What is most frustrating and irritating about this story in the gospels is that it is the only one about Jesus’s childhood. We know that so much of our habits and later life-choices are shaped by what happens in childhood, yet we know so little about what happened during the time that Jesus increased in wisdom and years. We also realize as often is the case in our own lives that some of our childhood experiences foreshadow what happens later in our lives. In this story, Jesus is sought out, misunderstood, and honored for his intellectual and scriptural knowledge and prowess just like he will be one day as he walks around Galilee, teaching and healing the people. Instead of being reprimanded by his parents though and admired by the teachers in the temple, the religious and political leaders of his adult years will seek him out and kill him, while his followers will watch in amazement and distress as he is crucified.
When I was growing up, particular people in my life shaped me and formed me in powerful ways. Through my parents’ example, I learned to work hard and do my best even when it was not always required of me. I learned the importance of following Jesus and learning the scriptures also from my mother, who prayed with us, memorized scripture with us, and constantly reminded us of God’s presence in our lives. My youth pastor in middle school and high school helped me grow in my identity as a leader and person of integrity, the foundation of which had been laid by my parents. Late in high school, a Mennonite pastor started me on the road toward becoming an anabaptist or Christian with Mennonite convictions. Throughout my university years, this Mennonite pastor continued to challenge me to think deeply about what it meant to follow Jesus’s teaching about peace and justice in a broken world. A thousand small decisions, some encouraged and some forced, throughout my childhood have made me who I am today. I wonder who those people were in Jesus’s life. Maybe some of the teachers in Jerusalem were ones that Jesus interacted with every year. I’m sure that both Mary and Joseph shaped Jesus as well. Maybe Jesus spent a lot of time with John the Baptist as well, his cousin according to some scholars or at least a relative. Who were the people that shaped you during your childhood?

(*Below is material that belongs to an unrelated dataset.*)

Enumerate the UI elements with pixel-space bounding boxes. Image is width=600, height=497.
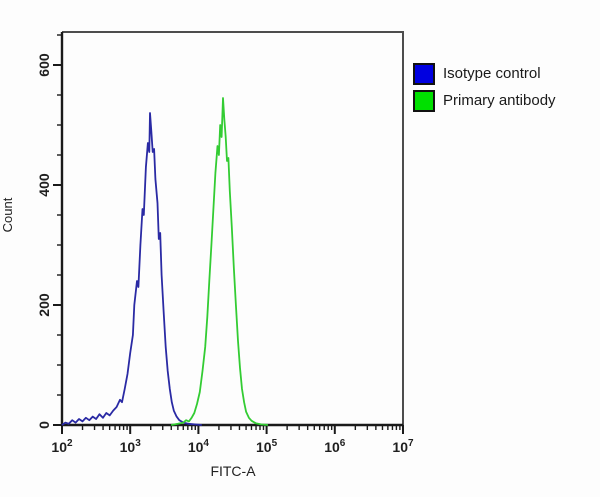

As we begin another school year, we ask for God’s inspiration and leading as we seek the presence of the Holy Spirit in our lives as well as in the school days of our students, teachers, and school staff. We pray for our kids and all of the adults who will play an important part in their increase in wisdom and stature. We realize that each of us can play an important role in encouraging and supporting the children of Hutterthal, the we could be a formative influence in the lives of the generations after us.